How are there different types of fructose? It's a molecule. Fructose is fructose is fructose.
response to Ellie:
Maybe there are other ingredients in HFCS. Maybe these ingredients come from the corn that is processed. Maybe they come from the processing. Maybe they are an accidental by-product of the original corn and the processing. Maybe the process of breaking down sucrose in the body triggers a different set of reactions than eating equivalent amounts of sucrose constituents already broken down. Maybe there are other potential differences we haven't thought of yet.
The Wiki did not answer these questions for me to my satisfaction. I know sucrose tastes different and interacts differently with sour flavors (eg, the citrus in coke and slice). So my tongue thinks there is a difference. I am reasonably confident that I could differentiate HFCS and sucrose versions of the same soda (especially if it has some sour, like citrus).
One thing the Wiki did tell me is that HFCS is not popular in Europe. The diabetes differential between the US and England should be explainable somehow. You are going to have a hard time convincing me that the British don't have a taste for sweets. HFCS seems like one of the more likly explanations. Someday we will probably kick ourselves (if we still have feet) for not figuring this out sooner.
also according to the Wiki, HFCS starts from corn starch, rather than corn. So there may be by-products from when the corn is turned into cornstarch.
the wiki also notes that hfcs comes from genetically modified corn, but we North Americans know that GM corn has been proven safe beyond any doubt in study after study after study (I haven't read the studies myself, but I have faith). So I doubt that there is a problem on that particular aspect.
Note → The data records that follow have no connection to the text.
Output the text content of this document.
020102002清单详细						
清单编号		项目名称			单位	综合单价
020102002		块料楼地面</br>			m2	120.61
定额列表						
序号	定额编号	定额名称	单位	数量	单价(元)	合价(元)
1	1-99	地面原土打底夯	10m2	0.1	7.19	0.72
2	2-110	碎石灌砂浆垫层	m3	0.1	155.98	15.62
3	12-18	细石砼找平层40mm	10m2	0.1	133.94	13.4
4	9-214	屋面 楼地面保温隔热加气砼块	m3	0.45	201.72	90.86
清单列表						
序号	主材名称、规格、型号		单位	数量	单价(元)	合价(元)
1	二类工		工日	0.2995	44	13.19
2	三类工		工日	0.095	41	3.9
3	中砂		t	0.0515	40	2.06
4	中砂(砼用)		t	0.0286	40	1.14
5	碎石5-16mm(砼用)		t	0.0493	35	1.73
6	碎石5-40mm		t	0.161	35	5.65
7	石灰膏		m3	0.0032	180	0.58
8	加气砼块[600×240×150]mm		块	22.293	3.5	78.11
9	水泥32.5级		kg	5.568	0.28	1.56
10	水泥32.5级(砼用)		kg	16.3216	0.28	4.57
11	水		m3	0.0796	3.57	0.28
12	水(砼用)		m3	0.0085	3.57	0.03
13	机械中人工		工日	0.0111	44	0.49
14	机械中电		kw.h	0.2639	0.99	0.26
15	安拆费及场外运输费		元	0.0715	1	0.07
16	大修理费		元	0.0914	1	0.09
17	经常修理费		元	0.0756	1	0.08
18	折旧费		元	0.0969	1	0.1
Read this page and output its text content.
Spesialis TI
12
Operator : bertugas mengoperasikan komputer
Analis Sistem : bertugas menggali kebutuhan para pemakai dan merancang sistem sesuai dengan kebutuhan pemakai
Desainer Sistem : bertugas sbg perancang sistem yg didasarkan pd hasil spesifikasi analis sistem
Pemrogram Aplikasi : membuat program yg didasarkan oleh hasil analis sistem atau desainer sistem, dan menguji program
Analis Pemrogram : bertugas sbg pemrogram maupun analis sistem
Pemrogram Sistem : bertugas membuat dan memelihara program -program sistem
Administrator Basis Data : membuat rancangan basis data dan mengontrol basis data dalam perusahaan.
You know nothing of homeopathy, Ellie!
Try the URL below for the manufacture of Corn Syrup. Pretty straight forward, if you ask me.
http://www.madehow.com/Volume-4/Corn-Syrup.html
Also, I just did a little more arithmetic. The 37.5g of sugar in a 12oz serving of my aforementioned apple juice from this morning is somewhere between 58% and 70% fructose. So somewhere between 21.75g fructose and 26.35g fructose. The 39g of sugar in this Cocacola Classic are 55% fructose, or 21.45g. So, at best, the apple juice and coke are just about equal in their levels of fructose. The apple juice has some nutrients, so it's probably a shade better on the whole.
As for why HFCS isn't popular in Europe, I'm going to guess they're not beholden to ADM and the US sugar producing lobby.
Timothy raises another possibility which is that Coke and fruit juice are equivalent as diabetes-causers on a per unit volume basis. When was the last time you saw anybody drink a big gulp cup full of apple juice, Timothy?
I think a diabetes comparison between cane Coke and HFCS coke would be a more apt comparison. Because customers got conditioned to keying their consumption based on the sucrose drink. After those expectations build up for 75 years or so, it is not really fair to up the diabetes causation agent (if that is what happened) and not, you know, alert the market in some fashion. It is not nice to wait for an epidemic disease to start being curious about this kind of thing.